El semiólogo nos dice que la idea de que el placer es de derechas y el goce


de izquierdas es una mitología que nos acecha, ¿la derecha conservadora
escoge el placer mientras que la izquierda revolucionaria elige el goce? La
forma de dirimir esa mitología es para el autor declarar que el asunto es
atópico y, por tanto, no puede politizarse. No me convence su solución.
Aunque el problema encaja con otro que plantea más adelante sobre la
asimilación de las vanguardias y del arte. Parece imposible resistir a la
mercantilización de todo lo existente cuando el mercado recupera todo
aquello que se lanza en su contra para negarlo y destruirlo, poniéndolo en
circulación y logrando de ello una fecunda rentabilidad. Otra aporía
inquietante y angustiante.

Y para terminar, añade un magnífico final. Culmina el libro celebrando la


actio de la retórica antigua entendida originalmente como escritura en voz
alta. La escritura hecha carne se sostiene en el histrión y se conserva en el
teatro y en el cine. Una hermosa imagen es la de escribir en voz alta. Barthes
analizaba la fotografía distinguiendo entre imágenes con Punctum, un algo
especial que las diferenciaba de la banalidad de la imagen en general y las
convertía en arte, y las imágenes dignas de Studium, contenedoras de
historias dignas de ser analizadas y también contrapuestas a la banalidad del
automatismo virtual.
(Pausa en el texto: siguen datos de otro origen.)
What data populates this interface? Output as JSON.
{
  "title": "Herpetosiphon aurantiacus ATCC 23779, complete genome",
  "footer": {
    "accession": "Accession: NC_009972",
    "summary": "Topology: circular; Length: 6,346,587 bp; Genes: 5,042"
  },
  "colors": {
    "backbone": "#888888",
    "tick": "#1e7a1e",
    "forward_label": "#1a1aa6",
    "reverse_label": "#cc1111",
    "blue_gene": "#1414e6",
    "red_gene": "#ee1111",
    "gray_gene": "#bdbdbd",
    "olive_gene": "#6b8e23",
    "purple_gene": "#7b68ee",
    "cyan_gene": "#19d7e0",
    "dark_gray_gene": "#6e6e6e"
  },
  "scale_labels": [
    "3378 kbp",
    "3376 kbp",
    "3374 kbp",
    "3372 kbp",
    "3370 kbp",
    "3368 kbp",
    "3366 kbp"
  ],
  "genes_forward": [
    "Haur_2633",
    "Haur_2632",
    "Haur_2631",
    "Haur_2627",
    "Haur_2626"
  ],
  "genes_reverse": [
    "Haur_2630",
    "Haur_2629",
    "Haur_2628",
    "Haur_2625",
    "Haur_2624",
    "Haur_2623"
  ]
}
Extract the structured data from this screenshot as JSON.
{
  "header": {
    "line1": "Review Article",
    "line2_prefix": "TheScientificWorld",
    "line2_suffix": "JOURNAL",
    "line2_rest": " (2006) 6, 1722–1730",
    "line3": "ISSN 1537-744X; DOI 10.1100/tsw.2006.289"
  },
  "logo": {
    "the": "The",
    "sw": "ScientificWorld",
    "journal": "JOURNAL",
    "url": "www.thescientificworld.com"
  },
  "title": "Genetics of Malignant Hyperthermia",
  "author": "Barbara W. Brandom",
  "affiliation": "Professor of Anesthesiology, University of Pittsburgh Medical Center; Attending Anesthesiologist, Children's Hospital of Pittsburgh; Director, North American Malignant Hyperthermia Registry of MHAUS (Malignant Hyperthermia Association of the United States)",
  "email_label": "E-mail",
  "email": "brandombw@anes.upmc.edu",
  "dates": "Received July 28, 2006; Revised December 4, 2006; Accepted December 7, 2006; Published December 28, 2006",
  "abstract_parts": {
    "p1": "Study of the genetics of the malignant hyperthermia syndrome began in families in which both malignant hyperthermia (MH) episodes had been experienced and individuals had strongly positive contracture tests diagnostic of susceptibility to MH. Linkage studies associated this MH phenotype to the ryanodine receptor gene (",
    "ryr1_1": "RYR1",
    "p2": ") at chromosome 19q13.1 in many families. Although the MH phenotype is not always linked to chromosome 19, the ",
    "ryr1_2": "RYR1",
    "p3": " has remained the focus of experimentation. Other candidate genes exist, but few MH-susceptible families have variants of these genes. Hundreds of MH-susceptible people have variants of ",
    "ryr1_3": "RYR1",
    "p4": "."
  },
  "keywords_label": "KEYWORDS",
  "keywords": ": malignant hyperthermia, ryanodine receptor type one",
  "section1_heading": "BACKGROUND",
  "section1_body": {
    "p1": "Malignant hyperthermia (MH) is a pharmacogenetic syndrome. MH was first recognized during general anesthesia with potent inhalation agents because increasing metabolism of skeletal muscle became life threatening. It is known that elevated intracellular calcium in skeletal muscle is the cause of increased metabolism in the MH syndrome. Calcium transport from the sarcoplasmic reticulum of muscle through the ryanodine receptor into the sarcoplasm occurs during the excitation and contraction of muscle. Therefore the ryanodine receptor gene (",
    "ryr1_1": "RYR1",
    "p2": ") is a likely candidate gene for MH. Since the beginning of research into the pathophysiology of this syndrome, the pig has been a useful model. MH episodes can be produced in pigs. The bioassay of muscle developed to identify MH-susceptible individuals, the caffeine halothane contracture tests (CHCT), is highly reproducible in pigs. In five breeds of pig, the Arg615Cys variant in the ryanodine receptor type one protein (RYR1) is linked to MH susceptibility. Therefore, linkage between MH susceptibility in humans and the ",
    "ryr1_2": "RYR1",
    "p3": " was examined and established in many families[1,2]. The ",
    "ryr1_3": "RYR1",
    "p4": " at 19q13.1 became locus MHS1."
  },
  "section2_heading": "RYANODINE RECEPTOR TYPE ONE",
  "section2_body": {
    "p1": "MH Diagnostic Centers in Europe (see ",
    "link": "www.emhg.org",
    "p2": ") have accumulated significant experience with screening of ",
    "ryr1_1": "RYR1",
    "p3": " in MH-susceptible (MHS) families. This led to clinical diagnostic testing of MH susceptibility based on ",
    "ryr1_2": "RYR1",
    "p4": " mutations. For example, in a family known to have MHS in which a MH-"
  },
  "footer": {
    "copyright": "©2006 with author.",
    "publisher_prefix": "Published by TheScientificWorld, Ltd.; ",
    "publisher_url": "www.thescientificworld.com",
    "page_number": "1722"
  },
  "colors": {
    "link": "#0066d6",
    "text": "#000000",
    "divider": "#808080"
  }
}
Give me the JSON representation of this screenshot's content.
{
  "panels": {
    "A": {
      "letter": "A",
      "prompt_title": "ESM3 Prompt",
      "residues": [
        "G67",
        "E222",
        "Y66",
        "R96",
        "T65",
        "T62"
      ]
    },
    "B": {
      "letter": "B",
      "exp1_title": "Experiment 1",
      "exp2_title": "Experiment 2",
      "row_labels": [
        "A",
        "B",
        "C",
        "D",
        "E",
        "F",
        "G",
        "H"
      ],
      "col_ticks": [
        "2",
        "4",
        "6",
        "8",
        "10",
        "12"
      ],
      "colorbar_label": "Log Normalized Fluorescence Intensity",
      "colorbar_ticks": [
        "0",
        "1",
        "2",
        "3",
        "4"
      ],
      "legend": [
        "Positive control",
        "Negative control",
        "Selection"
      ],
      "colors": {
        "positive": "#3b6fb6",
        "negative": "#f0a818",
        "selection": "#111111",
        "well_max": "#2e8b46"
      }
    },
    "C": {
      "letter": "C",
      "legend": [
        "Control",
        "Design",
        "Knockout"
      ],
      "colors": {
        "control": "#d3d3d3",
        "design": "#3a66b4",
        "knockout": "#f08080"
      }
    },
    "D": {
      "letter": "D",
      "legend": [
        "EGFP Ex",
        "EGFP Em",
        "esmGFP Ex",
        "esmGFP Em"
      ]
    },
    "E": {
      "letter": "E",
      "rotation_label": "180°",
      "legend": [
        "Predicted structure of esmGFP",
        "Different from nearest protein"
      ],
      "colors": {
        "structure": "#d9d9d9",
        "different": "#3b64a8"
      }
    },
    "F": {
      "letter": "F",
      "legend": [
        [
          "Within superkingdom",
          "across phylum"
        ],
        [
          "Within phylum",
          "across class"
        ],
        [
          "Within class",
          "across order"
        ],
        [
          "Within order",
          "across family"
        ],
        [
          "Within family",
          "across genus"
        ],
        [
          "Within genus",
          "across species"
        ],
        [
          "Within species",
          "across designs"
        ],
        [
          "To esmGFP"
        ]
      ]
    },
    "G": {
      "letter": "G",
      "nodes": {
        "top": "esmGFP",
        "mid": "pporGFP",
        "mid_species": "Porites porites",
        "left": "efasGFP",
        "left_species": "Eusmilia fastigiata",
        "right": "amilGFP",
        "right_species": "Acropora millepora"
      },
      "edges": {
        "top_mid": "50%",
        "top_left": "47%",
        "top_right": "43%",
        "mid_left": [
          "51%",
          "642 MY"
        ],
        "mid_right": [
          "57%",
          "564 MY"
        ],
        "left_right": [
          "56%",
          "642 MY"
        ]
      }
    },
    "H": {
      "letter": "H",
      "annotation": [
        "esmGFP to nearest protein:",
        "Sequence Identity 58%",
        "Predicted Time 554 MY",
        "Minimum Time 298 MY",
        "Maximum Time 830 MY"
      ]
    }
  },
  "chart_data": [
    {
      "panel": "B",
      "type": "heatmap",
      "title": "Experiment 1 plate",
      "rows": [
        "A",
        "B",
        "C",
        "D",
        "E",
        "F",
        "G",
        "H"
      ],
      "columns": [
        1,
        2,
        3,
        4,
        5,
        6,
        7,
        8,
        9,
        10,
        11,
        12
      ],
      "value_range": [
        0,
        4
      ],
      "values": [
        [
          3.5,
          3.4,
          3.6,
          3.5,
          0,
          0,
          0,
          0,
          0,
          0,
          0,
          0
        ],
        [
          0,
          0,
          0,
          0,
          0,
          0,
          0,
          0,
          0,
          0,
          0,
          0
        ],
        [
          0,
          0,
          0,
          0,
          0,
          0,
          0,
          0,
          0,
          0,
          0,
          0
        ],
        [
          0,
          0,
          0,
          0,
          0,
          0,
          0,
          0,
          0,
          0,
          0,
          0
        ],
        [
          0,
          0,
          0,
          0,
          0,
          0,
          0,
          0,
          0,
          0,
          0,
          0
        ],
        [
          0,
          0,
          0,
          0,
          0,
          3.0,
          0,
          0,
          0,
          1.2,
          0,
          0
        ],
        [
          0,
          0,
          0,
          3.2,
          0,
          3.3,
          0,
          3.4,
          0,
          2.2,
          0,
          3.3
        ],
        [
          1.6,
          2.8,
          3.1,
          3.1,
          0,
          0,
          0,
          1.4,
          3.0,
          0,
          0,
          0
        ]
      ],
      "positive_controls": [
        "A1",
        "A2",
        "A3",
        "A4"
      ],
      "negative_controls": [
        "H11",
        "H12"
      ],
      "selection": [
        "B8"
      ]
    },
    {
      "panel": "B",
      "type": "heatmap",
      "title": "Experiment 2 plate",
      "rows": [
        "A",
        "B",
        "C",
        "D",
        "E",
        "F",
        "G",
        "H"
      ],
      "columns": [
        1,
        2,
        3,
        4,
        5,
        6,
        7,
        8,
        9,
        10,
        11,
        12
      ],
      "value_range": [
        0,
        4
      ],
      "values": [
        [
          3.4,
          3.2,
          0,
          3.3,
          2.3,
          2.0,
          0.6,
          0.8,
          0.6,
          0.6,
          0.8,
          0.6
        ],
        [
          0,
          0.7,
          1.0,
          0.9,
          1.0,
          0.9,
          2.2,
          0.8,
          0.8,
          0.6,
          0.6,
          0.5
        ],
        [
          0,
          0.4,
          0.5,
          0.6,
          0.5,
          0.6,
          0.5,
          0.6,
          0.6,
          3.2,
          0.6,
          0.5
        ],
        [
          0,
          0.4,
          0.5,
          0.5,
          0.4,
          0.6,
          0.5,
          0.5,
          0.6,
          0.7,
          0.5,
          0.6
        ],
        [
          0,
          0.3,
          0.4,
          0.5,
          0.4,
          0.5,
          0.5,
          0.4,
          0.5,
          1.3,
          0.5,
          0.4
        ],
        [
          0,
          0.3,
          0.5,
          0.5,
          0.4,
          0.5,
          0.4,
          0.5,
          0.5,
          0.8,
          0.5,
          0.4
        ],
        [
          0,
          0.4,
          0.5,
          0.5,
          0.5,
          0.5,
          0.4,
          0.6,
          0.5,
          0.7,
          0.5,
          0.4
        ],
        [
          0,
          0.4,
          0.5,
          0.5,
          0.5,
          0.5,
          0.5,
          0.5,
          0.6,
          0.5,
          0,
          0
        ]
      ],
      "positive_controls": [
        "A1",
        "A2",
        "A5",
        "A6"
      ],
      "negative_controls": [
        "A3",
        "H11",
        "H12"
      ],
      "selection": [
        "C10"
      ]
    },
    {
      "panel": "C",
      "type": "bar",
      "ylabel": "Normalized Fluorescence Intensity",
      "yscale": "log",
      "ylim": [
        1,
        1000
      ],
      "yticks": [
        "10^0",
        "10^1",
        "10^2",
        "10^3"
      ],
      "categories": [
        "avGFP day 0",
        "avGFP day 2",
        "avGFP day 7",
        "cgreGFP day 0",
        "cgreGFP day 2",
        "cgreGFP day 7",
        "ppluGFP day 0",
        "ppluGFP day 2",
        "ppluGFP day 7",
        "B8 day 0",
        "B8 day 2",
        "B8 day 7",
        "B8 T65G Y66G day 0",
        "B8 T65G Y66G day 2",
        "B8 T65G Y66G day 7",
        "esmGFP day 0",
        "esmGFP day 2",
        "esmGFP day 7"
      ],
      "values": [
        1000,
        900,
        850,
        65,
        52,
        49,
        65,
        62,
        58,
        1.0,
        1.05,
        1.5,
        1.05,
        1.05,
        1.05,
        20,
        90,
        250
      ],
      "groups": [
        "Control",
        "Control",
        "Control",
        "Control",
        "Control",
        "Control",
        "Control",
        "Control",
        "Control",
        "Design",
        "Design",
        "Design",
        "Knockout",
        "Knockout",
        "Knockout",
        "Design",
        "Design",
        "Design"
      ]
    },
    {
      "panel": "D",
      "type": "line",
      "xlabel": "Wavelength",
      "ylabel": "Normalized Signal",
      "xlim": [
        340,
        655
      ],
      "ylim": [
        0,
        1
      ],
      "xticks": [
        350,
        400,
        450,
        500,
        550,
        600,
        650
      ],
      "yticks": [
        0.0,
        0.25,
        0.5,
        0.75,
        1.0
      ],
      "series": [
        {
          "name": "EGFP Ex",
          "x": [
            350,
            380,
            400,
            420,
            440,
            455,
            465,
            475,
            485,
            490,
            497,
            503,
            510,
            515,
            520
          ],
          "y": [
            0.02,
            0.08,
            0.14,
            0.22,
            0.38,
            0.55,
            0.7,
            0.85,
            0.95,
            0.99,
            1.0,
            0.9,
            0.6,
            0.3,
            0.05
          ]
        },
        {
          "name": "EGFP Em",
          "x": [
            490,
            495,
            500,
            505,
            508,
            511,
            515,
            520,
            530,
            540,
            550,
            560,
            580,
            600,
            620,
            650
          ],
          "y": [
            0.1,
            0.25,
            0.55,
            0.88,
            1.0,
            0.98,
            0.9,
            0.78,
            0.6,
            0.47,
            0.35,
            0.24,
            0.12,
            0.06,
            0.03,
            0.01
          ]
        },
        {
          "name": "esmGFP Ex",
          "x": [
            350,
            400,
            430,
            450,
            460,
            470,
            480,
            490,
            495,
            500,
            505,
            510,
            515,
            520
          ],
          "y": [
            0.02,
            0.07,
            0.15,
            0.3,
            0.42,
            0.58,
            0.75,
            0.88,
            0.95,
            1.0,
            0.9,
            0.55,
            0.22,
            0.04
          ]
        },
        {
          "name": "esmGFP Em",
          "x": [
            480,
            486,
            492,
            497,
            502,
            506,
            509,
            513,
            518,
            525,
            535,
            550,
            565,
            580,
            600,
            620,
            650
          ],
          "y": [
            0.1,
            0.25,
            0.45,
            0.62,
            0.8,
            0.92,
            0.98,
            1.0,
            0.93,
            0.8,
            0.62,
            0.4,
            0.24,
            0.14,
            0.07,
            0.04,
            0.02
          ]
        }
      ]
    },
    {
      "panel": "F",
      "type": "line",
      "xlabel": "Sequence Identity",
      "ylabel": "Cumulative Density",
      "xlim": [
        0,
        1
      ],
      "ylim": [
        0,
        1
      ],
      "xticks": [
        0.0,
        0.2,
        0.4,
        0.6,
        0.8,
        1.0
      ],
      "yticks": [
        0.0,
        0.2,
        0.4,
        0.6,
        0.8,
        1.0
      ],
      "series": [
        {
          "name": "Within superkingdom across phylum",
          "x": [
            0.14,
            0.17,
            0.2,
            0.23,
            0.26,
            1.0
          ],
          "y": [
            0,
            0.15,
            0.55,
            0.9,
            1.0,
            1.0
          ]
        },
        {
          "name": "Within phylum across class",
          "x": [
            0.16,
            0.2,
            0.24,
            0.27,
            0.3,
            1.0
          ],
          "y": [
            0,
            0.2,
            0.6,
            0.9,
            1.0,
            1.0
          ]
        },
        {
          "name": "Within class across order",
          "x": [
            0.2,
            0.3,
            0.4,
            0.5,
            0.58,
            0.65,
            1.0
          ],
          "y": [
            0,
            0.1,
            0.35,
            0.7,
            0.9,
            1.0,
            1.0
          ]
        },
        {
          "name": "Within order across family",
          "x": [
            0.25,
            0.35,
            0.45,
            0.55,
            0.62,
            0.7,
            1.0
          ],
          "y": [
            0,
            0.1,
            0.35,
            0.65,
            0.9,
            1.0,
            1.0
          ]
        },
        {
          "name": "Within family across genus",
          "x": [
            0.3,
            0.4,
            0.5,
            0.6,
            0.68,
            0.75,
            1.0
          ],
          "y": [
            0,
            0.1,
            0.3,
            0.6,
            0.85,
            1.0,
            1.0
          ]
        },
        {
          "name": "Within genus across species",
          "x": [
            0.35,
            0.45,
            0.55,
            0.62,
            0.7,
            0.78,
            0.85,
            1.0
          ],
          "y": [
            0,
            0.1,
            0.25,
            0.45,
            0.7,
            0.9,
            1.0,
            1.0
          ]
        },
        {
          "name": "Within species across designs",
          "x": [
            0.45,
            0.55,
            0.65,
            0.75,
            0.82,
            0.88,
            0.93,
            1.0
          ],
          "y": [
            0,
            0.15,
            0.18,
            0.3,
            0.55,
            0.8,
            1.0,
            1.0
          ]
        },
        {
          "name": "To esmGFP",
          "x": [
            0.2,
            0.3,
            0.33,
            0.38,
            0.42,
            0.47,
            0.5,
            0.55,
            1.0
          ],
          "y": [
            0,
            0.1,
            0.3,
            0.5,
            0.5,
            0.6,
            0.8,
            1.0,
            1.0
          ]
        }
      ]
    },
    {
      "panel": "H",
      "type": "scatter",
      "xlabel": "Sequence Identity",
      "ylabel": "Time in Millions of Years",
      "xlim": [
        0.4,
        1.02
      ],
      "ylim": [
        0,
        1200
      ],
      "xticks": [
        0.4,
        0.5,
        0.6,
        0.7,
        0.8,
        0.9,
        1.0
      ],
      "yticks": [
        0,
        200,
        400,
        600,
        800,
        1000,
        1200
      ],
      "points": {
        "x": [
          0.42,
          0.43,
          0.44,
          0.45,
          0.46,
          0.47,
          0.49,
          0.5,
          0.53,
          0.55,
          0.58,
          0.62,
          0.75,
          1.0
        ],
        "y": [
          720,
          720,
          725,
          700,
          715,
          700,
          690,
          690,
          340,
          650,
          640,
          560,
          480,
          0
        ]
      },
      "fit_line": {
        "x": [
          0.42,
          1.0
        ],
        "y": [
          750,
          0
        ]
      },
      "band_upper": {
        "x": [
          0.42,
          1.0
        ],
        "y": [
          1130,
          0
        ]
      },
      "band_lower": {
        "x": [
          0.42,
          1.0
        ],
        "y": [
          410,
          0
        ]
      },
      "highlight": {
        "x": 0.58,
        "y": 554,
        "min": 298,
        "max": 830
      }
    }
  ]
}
Un caso semejante, en lo que se refiere al texto escrito,
es el de la tragedia apolíneo-dionisíaca a la que nos aboca la lectura. A la
vez, la actio, principio de animación, es una buena manera de reintroducir lo
que hace de la literatura una imposibilidad científica, esto es, la retórica del
cuerpo, pues como nos recuerda este autor la escritura es un cuerpo, un
tejido. Escritura corporalizada, teatralizada, semejante al cine, a los cuadros
pictóricos en los que hay secuencia temporal, a la animación del cómic o de
los dibujos animados. Lo que me lleva a mí a reformular al Mefistófeles de
Goethe y finalizar para acabar por medio-copiar a Barthes.

En el origen de la escritura está la acción, estereofonía de la carne.

Porque uno no solamente lee, no, sino que también escribe. Con todo ello, se
complace uno y goza, pero no solamente con eso. La lectura produce
escritura, el deseo de escribir lo provoca el placer de leer.